I just read an article advocating for innovation as an integral part of a company’s strategy and not as a one-off “science project” undertaken by a few eager beavers.
The premise is that sustainable, strategic innovation is driven by changing customer needs and preferences. In other words, customers keep companies on their toes by not allowing them to be too inwardly focused on operations rather than paying attention to the customer.
I’ve seen this happen more than a few times. Some companies are driven more by inertia than market forces. In the best case, a person in the company will start paying attention to customers – maybe after some really bad customer complaints – and decides to do something about it. If this isn’t embraced by management, it can come off as weird or disruptive to the status quo and will likely be underfunded and half-hearted.
Any half-hearted approach to quelling customer complaints is not a sustainable solution. It is not a strategy aimed at continuous learning and improvement.
Innovation needs to built in, not built on! It should be a pervasive and rewarded expectation rather than something that happens on top of an employee’s business-as-usual job.
I work with a company that has gone through several ownership changes in recent years. These changes really shake things up and turn everyone’s focus inward as they try to survive the sea change.

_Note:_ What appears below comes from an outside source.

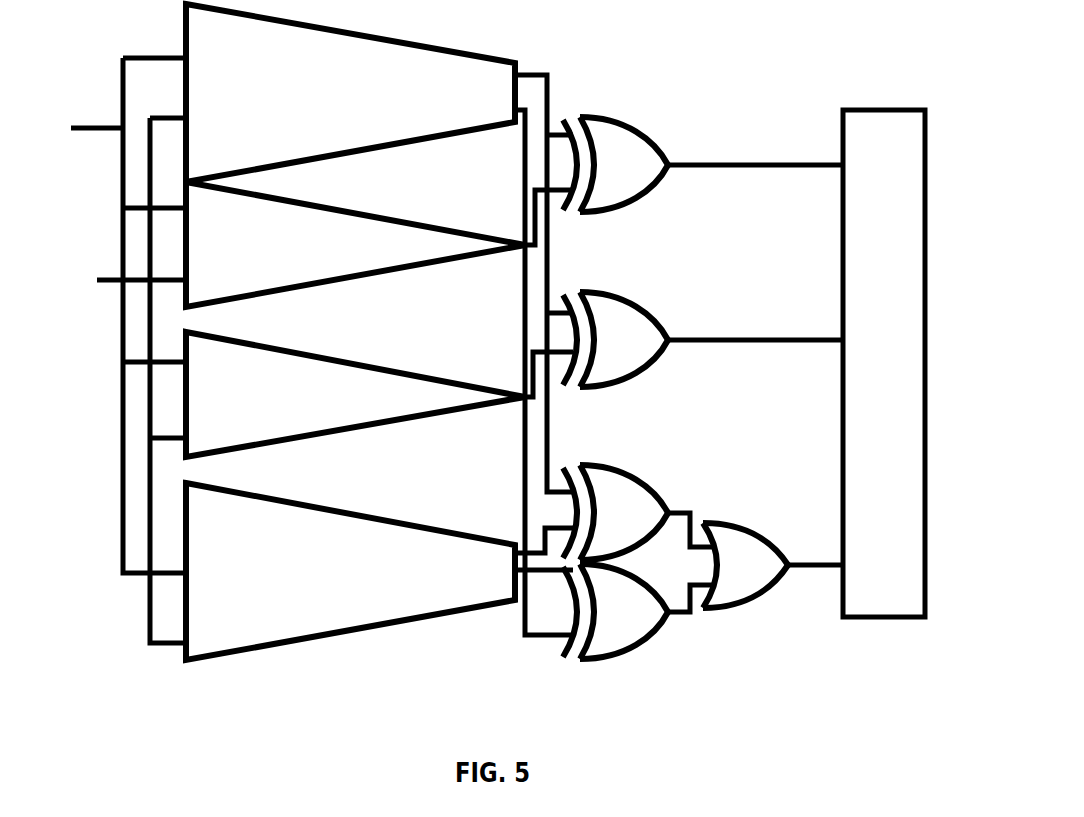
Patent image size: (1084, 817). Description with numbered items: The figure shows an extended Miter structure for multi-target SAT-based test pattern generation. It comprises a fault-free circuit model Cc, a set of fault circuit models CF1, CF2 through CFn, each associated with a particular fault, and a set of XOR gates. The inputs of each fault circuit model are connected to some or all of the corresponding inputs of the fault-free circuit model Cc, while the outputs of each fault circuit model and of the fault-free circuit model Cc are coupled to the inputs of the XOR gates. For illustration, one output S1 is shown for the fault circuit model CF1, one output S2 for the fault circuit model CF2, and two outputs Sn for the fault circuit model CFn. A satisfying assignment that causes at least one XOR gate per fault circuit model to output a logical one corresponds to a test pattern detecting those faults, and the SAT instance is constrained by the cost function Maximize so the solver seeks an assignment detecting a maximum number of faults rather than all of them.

I heard one senior manager complain, “Customers, what customers? I’m just trying to figure out where my office is and who my boss is!!”
Finally, the new boss did emerge and started asking tough questions about customer expectations, industry trends, and lots of outward-looking technologies the company knew nothing about. This company brought us in to audit their culture around innovation driven by customer expectations.

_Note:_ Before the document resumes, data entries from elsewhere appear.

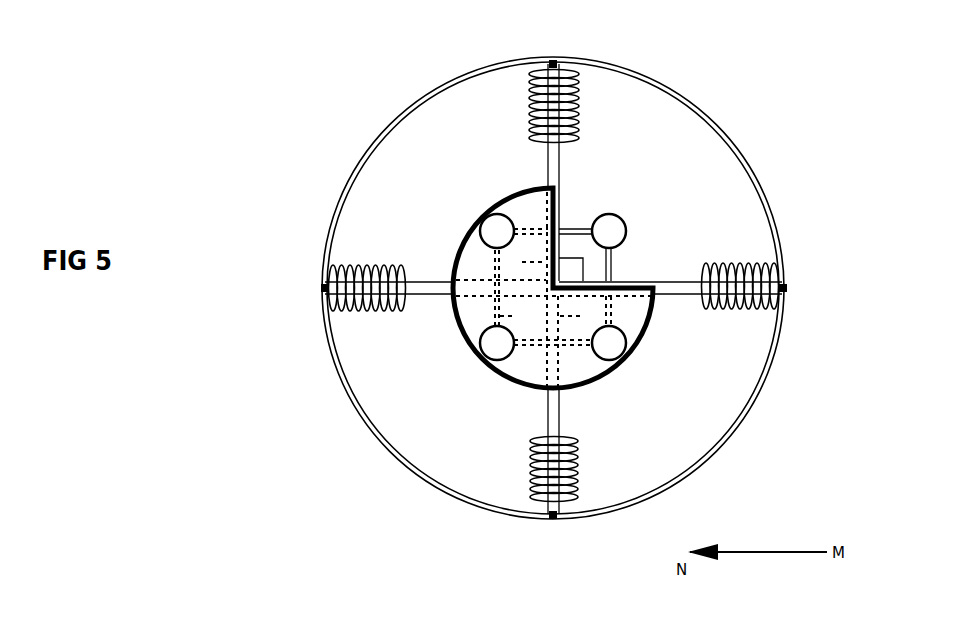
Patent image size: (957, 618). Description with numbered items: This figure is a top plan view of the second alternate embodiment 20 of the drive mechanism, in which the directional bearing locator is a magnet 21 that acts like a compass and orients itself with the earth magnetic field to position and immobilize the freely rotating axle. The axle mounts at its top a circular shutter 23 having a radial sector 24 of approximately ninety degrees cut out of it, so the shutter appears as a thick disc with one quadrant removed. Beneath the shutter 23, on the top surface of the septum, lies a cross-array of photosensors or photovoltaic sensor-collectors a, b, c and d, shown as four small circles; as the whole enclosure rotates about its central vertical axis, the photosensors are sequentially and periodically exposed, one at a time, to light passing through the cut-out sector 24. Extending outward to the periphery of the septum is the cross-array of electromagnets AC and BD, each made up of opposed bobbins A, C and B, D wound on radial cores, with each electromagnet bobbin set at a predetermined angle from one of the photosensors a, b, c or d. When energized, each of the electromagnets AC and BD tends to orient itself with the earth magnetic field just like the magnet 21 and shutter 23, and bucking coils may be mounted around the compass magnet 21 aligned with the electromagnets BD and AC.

The second alternate embodiment of the drive mechanism 20 is at (739, 97).
The magnet 21 is at (585, 240).
The circular shutter 23 is at (577, 393).
The radial sector 24 is at (622, 275).
The electromagnet bobbin A is at (358, 266).
The electromagnet bobbin B is at (528, 95).
The electromagnet bobbin C is at (735, 262).
The electromagnet bobbin D is at (524, 467).
The electromagnet AC is at (432, 290).
The electromagnet BD is at (557, 167).
The photosensor a is at (490, 230).
The photosensor b is at (611, 224).
The photosensor c is at (615, 347).
The photosensor d is at (493, 352).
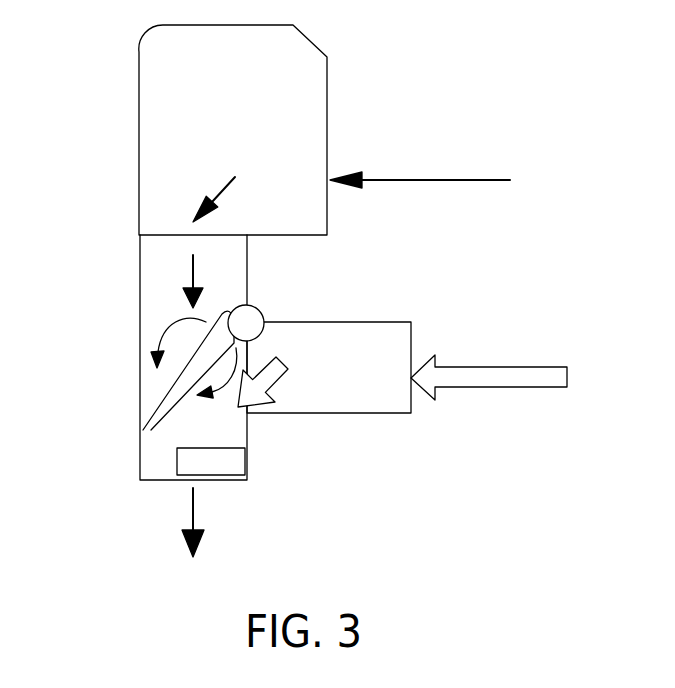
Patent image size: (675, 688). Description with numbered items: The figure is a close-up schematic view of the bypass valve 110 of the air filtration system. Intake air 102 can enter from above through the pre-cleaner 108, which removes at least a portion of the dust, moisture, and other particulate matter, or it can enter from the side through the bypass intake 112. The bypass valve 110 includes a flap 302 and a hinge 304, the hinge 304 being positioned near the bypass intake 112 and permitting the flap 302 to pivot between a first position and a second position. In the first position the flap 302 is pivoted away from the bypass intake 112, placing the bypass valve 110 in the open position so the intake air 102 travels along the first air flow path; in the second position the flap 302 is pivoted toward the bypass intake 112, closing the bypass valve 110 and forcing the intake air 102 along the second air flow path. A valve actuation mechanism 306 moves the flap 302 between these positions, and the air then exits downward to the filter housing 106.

Our audit results and recommendations focused on building and rewarding a culture of innovation. It became an expectation that customer and supplier feedback be integrated into conversations in every unit of the company.
In Card Talk terms, our recommendations made it OK – even expected – for people to play an “Innovator Card.” It allowed them to drive meetings about specific customer comments related to product performance. They would review industry trends and get more educated about new technologies that might work to meet customer expectations. Not as a one-off, but as the new normal in business analysis.

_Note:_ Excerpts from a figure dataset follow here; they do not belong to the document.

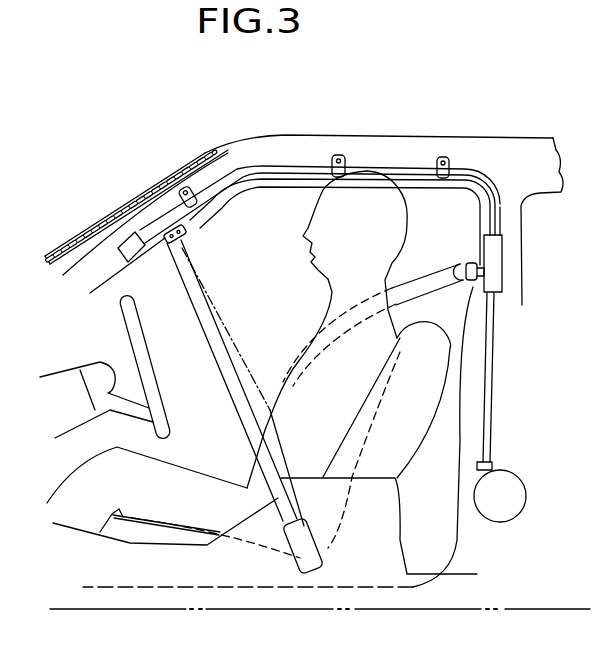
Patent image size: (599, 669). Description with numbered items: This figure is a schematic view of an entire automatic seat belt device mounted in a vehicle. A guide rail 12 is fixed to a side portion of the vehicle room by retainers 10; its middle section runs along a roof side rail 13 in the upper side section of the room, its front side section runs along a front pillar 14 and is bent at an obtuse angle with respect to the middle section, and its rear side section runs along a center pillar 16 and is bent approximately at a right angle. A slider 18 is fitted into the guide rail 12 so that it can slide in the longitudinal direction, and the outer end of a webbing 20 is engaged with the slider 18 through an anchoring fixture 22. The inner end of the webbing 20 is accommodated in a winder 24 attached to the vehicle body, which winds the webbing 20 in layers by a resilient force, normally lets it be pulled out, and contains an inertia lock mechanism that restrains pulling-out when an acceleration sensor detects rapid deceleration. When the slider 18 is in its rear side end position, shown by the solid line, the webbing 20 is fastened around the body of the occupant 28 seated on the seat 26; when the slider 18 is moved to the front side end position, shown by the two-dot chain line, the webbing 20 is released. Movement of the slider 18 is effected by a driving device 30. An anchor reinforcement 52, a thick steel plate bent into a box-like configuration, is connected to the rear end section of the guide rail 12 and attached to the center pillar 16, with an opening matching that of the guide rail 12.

The retainers 10 is at (343, 153).
The guide rail 12 is at (405, 155).
The roof side rail 13 is at (428, 157).
The front pillar 14 is at (147, 218).
The center pillar 16 is at (510, 257).
The slider 18 is at (157, 182).
The webbing 20 is at (230, 343).
The anchoring fixture 22 is at (462, 292).
The winder 24 is at (310, 547).
The seat 26 is at (390, 443).
The occupant 28 is at (363, 190).
The driving device 30 is at (507, 493).
The anchor reinforcement 52 is at (502, 277).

Such Innovation Games were missing before. They were even frowned upon. So, what’s required to play the Innovation Game? Here is a list:
- Let customers play their Customer Cards. Listen to them about all aspects of their customer experience. Dig into their thoughts and make sure everyone is paying attention as a routine part of work.
- Make it OK to play the Innovator Card. Most people don’t know how to, or even want to learn how to play this card. Training is may be required to present staff with customer problems and create teams to imagine a better future for the customer experience. The process moves forward until concrete proposals are presented and evaluated.
- Get up to speed about what’s happening out there. What new technologies are bubbling up that might be relevant? Ask people to read something or watch some videos. Make learning a part of the culture.
- Make playing Innovation Games a routine part of life. Sure, people have plenty of work to do. But the Innovation Game is exciting! It’s fun to peek over the horizon and imagine a better future. It gives purpose to work.
So, if your organization is slogging around looking for a breakthrough, be intentional and make it happen. The first step is changing the way people communicate around innovation!